Entonces, ella apareció

La vida tiene sentido desde que ella apareció,
desde que su sonrisa me hace feliz.
Echarnos de menos y ponernos nerviosos
cuando por fin volvemos a encontrarnos.
Caminar, tomando su mano como quien toma
algo de mucho valor y no quiere soltarlo nunca.
Besar sus suaves labios.
Mirarla y perderme, no querer encontrarme
más allá de sus bonitos ojos.
Escucharla, porque a veces hay malos días,
pero también porque su voz me plantea no caer jamás.

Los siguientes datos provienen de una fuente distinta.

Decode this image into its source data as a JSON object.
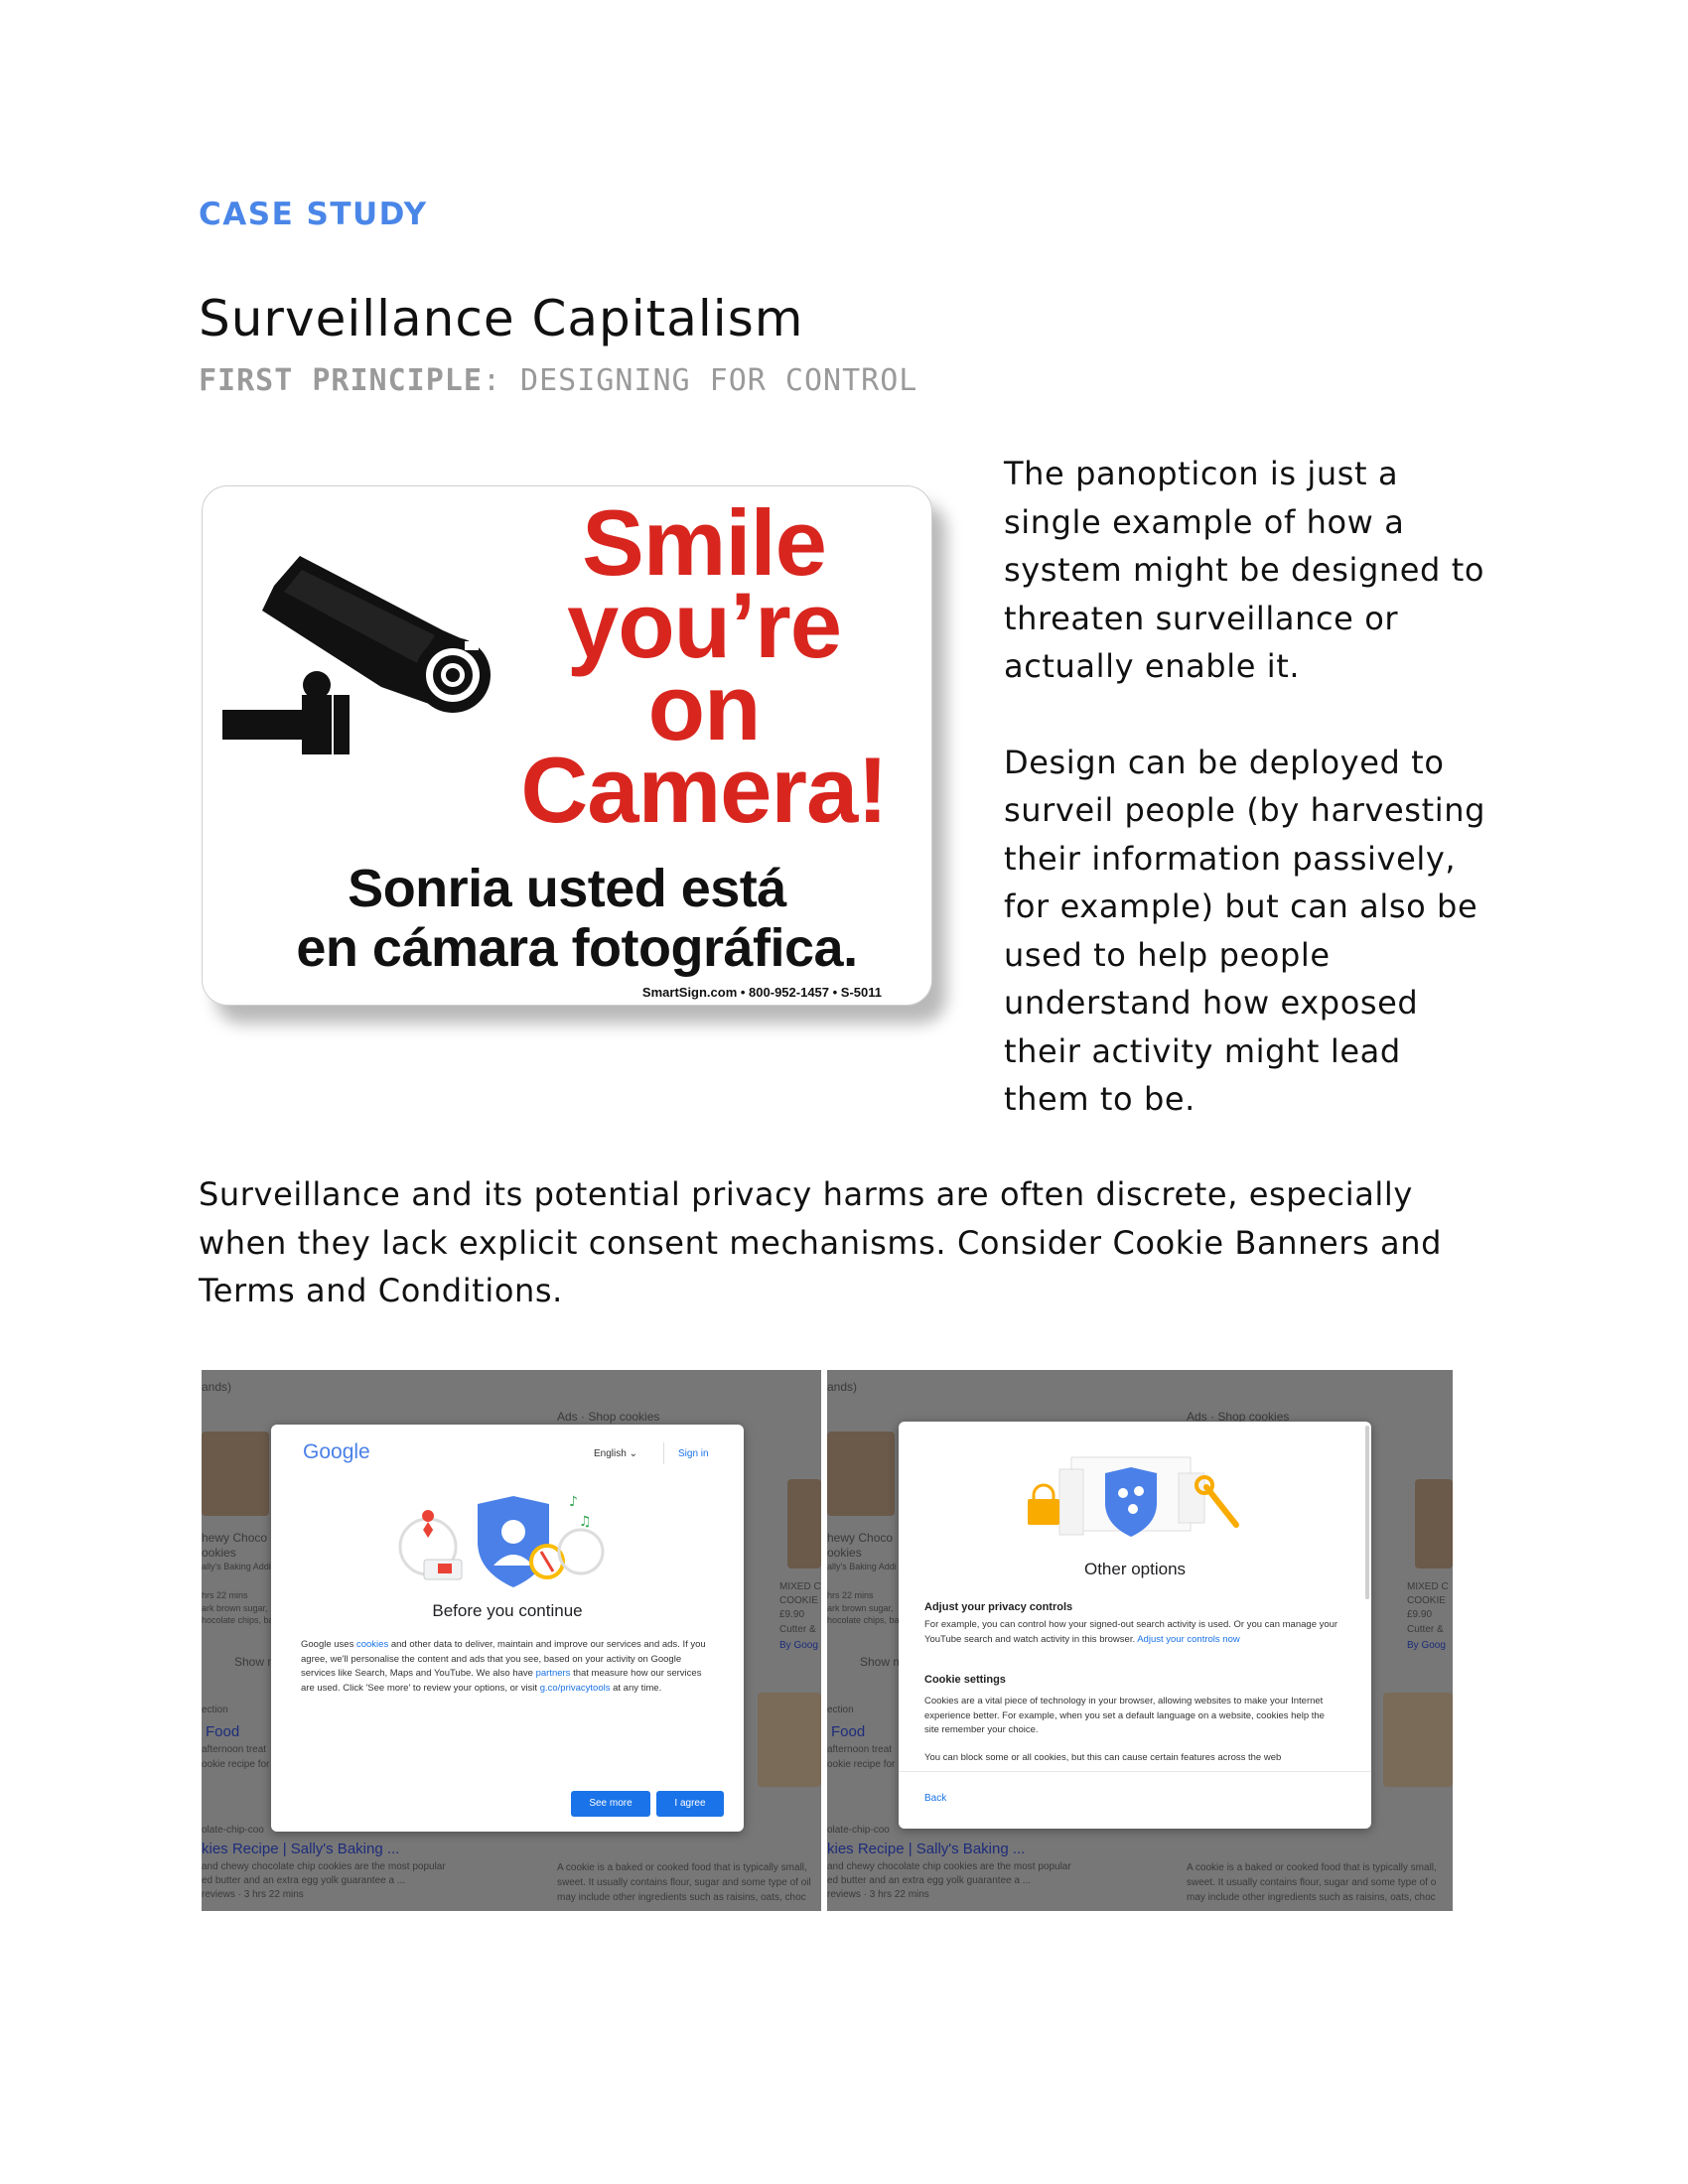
{
  "header": {
    "eyebrow": "CASE STUDY",
    "title": "Surveillance Capitalism",
    "subtitle_bold": "FIRST PRINCIPLE",
    "subtitle_rest": ": DESIGNING FOR CONTROL"
  },
  "sign": {
    "line1": "Smile",
    "line2": "you’re",
    "line3": "on",
    "line4": "Camera!",
    "spanish_line1": "Sonria usted está",
    "spanish_line2": "en cámara fotográfica.",
    "credit": "SmartSign.com • 800-952-1457 • S-5011",
    "colors": {
      "red": "#d8261f",
      "black": "#111111"
    }
  },
  "side_text": {
    "p1": "The panopticon is just a single example of how a system might be designed to threaten surveillance or actually enable it.",
    "p2": "Design can be deployed to surveil people (by harvesting their information passively, for example) but can also be used to help people understand how exposed their activity might lead them to be."
  },
  "wide_paragraph": "Surveillance and its potential privacy harms are often discrete, especially when they lack explicit consent mechanisms. Consider Cookie Banners and Terms and Conditions.",
  "screenshot_left": {
    "bg": {
      "t1": "ands)",
      "t2": "Ads · Shop cookies",
      "t3": "hewy Choco",
      "t4": "ookies",
      "t5": "ally's Baking Addi",
      "t6": "hrs 22 mins",
      "t7": "ark brown sugar,",
      "t8": "hocolate chips, ba",
      "t9": "Show m",
      "t10": "ection",
      "t11": "Food",
      "t12": "afternoon treat",
      "t13": "ookie recipe for",
      "t14": "MIXED C",
      "t15": "COOKIE",
      "t16": "£9.90",
      "t17": "Cutter &",
      "t18": "By Goog",
      "t19": "olate-chip-coo",
      "t20": "kies Recipe | Sally's Baking ...",
      "t21": "and chewy chocolate chip cookies are the most popular",
      "t22": "ed butter and an extra egg yolk guarantee a ...",
      "t23": "reviews · 3 hrs 22 mins",
      "t24": "A cookie is a baked or cooked food that is typically small,",
      "t25": "sweet. It usually contains flour, sugar and some type of oil",
      "t26": "may include other ingredients such as raisins, oats, choc"
    },
    "dialog": {
      "logo": "Google",
      "language": "English",
      "signin": "Sign in",
      "title": "Before you continue",
      "body_a": "Google uses ",
      "body_link1": "cookies",
      "body_b": " and other data to deliver, maintain and improve our services and ads. If you agree, we'll personalise the content and ads that you see, based on your activity on Google services like Search, Maps and YouTube. We also have ",
      "body_link2": "partners",
      "body_c": " that measure how our services are used. Click 'See more' to review your options, or visit ",
      "body_link3": "g.co/privacytools",
      "body_d": " at any time.",
      "see_more": "See more",
      "agree": "I agree"
    }
  },
  "screenshot_right": {
    "bg": {
      "t1": "ands)",
      "t2": "Ads · Shop cookies",
      "t3": "hewy Choco",
      "t4": "ookies",
      "t5": "ally's Baking Addi",
      "t6": "hrs 22 mins",
      "t7": "ark brown sugar,",
      "t8": "hocolate chips, ba",
      "t9": "Show m",
      "t10": "ection",
      "t11": "Food",
      "t12": "afternoon treat",
      "t13": "ookie recipe for",
      "t14": "MIXED C",
      "t15": "COOKIE",
      "t16": "£9.90",
      "t17": "Cutter &",
      "t18": "By Goog",
      "t19": "olate-chip-coo",
      "t20": "kies Recipe | Sally's Baking ...",
      "t21": "and chewy chocolate chip cookies are the most popular",
      "t22": "ed butter and an extra egg yolk guarantee a ...",
      "t23": "reviews · 3 hrs 22 mins",
      "t24": "A cookie is a baked or cooked food that is typically small,",
      "t25": "sweet. It usually contains flour, sugar and some type of o",
      "t26": "may include other ingredients such as raisins, oats, choc"
    },
    "dialog": {
      "title": "Other options",
      "h1": "Adjust your privacy controls",
      "p1": "For example, you can control how your signed-out search activity is used. Or you can manage your YouTube search and watch activity in this browser. ",
      "p1_link": "Adjust your controls now",
      "h2": "Cookie settings",
      "p2": "Cookies are a vital piece of technology in your browser, allowing websites to make your Internet experience better. For example, when you set a default language on a website, cookies help the site remember your choice.",
      "p3": "You can block some or all cookies, but this can cause certain features across the web",
      "back": "Back"
    }
  }
}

Jugar, como niños, entre carcajadas y
bromas a montones.
Odiar, odiar al tiempo que no se detiene
y no nos permite ser más nuestros.
Sentir más de la cuenta, sólo por si acaso.
Hablar de nuestras vidas y de nuestros problemas,
de mascotas y del frío: de lo que sea.
Hacernos enojar y luego comernos la boca
con ganas de rompernos (los labios).
Estar allí, sin querer irnos, para nosotros.
Decir incoherencias, quizá como ahora,
pero sentir que no hay libertad lejos de sus abrazos.
Notar cómo su piel se eriza cuando le propongo
querernos por lo que nos queda de memoria.